Score: 0.03333333507180214
Chunk: L
a

n
d

E
A

R
T

H

100

A Blaze of Color
Sweden

Fall in northern Sweden is a brief but spectacular affair. Alpine forests in this remote part of Lapland turn blazing shades of yellow 

and orange. Landsat 8 captured this image in October 2016. 

Birch forests growing along stream valleys are probably the source of most of the color here, though other deciduous shrubs and 

understory plants surely contribute as well.
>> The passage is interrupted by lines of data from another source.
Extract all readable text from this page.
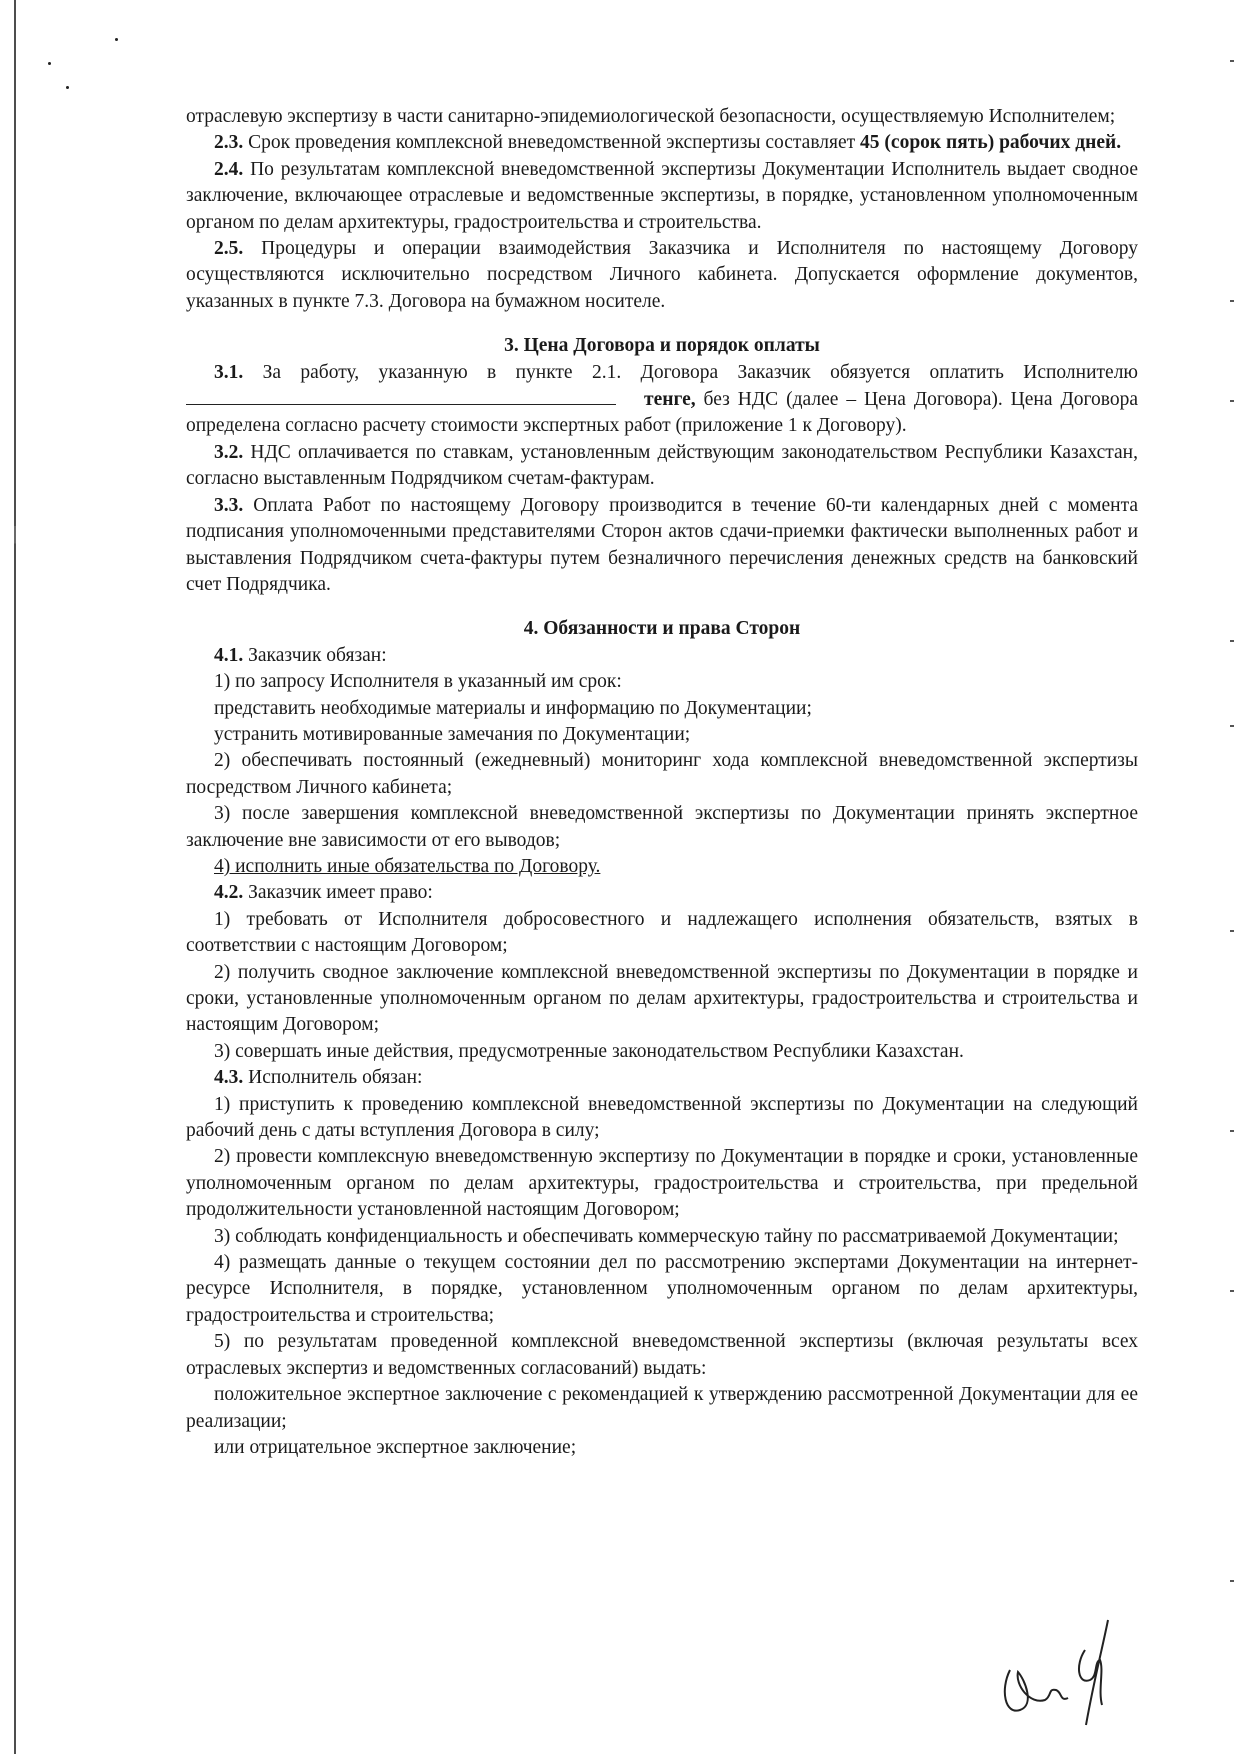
отраслевую экспертизу в части санитарно-эпидемиологической безопасности, осуществляемую Исполнителем;

2.3. Срок проведения комплексной вневедомственной экспертизы составляет 45 (сорок пять) рабочих дней.

2.4. По результатам комплексной вневедомственной экспертизы Документации Исполнитель выдает сводное заключение, включающее отраслевые и ведомственные экспертизы, в порядке, установленном уполномоченным органом по делам архитектуры, градостроительства и строительства.

2.5. Процедуры и операции взаимодействия Заказчика и Исполнителя по настоящему Договору осуществляются исключительно посредством Личного кабинета. Допускается оформление документов, указанных в пункте 7.3. Договора на бумажном носителе.

3. Цена Договора и порядок оплаты

3.1. За работу, указанную в пункте 2.1. Договора Заказчик обязуется оплатить Исполнителю тенге, без НДС (далее – Цена Договора). Цена Договора определена согласно расчету стоимости экспертных работ (приложение 1 к Договору).

3.2. НДС оплачивается по ставкам, установленным действующим законодательством Республики Казахстан, согласно выставленным Подрядчиком счетам-фактурам.

3.3. Оплата Работ по настоящему Договору производится в течение 60-ти календарных дней с момента подписания уполномоченными представителями Сторон актов сдачи-приемки фактически выполненных работ и выставления Подрядчиком счета-фактуры путем безналичного перечисления денежных средств на банковский счет Подрядчика.

4. Обязанности и права Сторон

4.1. Заказчик обязан:

1) по запросу Исполнителя в указанный им срок:

представить необходимые материалы и информацию по Документации;

устранить мотивированные замечания по Документации;

2) обеспечивать постоянный (ежедневный) мониторинг хода комплексной вневедомственной экспертизы посредством Личного кабинета;

3) после завершения комплексной вневедомственной экспертизы по Документации принять экспертное заключение вне зависимости от его выводов;

4) исполнить иные обязательства по Договору.

4.2. Заказчик имеет право:

1) требовать от Исполнителя добросовестного и надлежащего исполнения обязательств, взятых в соответствии с настоящим Договором;

2) получить сводное заключение комплексной вневедомственной экспертизы по Документации в порядке и сроки, установленные уполномоченным органом по делам архитектуры, градостроительства и строительства и настоящим Договором;

3) совершать иные действия, предусмотренные законодательством Республики Казахстан.

4.3. Исполнитель обязан:

1) приступить к проведению комплексной вневедомственной экспертизы по Документации на следующий рабочий день с даты вступления Договора в силу;

2) провести комплексную вневедомственную экспертизу по Документации в порядке и сроки, установленные уполномоченным органом по делам архитектуры, градостроительства и строительства, при предельной продолжительности установленной настоящим Договором;

3) соблюдать конфиденциальность и обеспечивать коммерческую тайну по рассматриваемой Документации;

4) размещать данные о текущем состоянии дел по рассмотрению экспертами Документации на интернет-ресурсе Исполнителя, в порядке, установленном уполномоченным органом по делам архитектуры, градостроительства и строительства;

5) по результатам проведенной комплексной вневедомственной экспертизы (включая результаты всех отраслевых экспертиз и ведомственных согласований) выдать:

положительное экспертное заключение с рекомендацией к утверждению рассмотренной Документации для ее реализации;

или отрицательное экспертное заключение;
Some of the hills have a dusting of snow. The southern Sun’s low angle above the 

horizon draws long, dark shadows across the landscape.

In autumn, the leaves on deciduous trees change colors as they lose chlorophyll, the pigment that helps plants synthesize food. 

When days shorten and temperatures drop, levels of chlorophyll (which appears green) do as well. Other leaf pigments—carotenoids 

and anthocyanins—then show off their colors.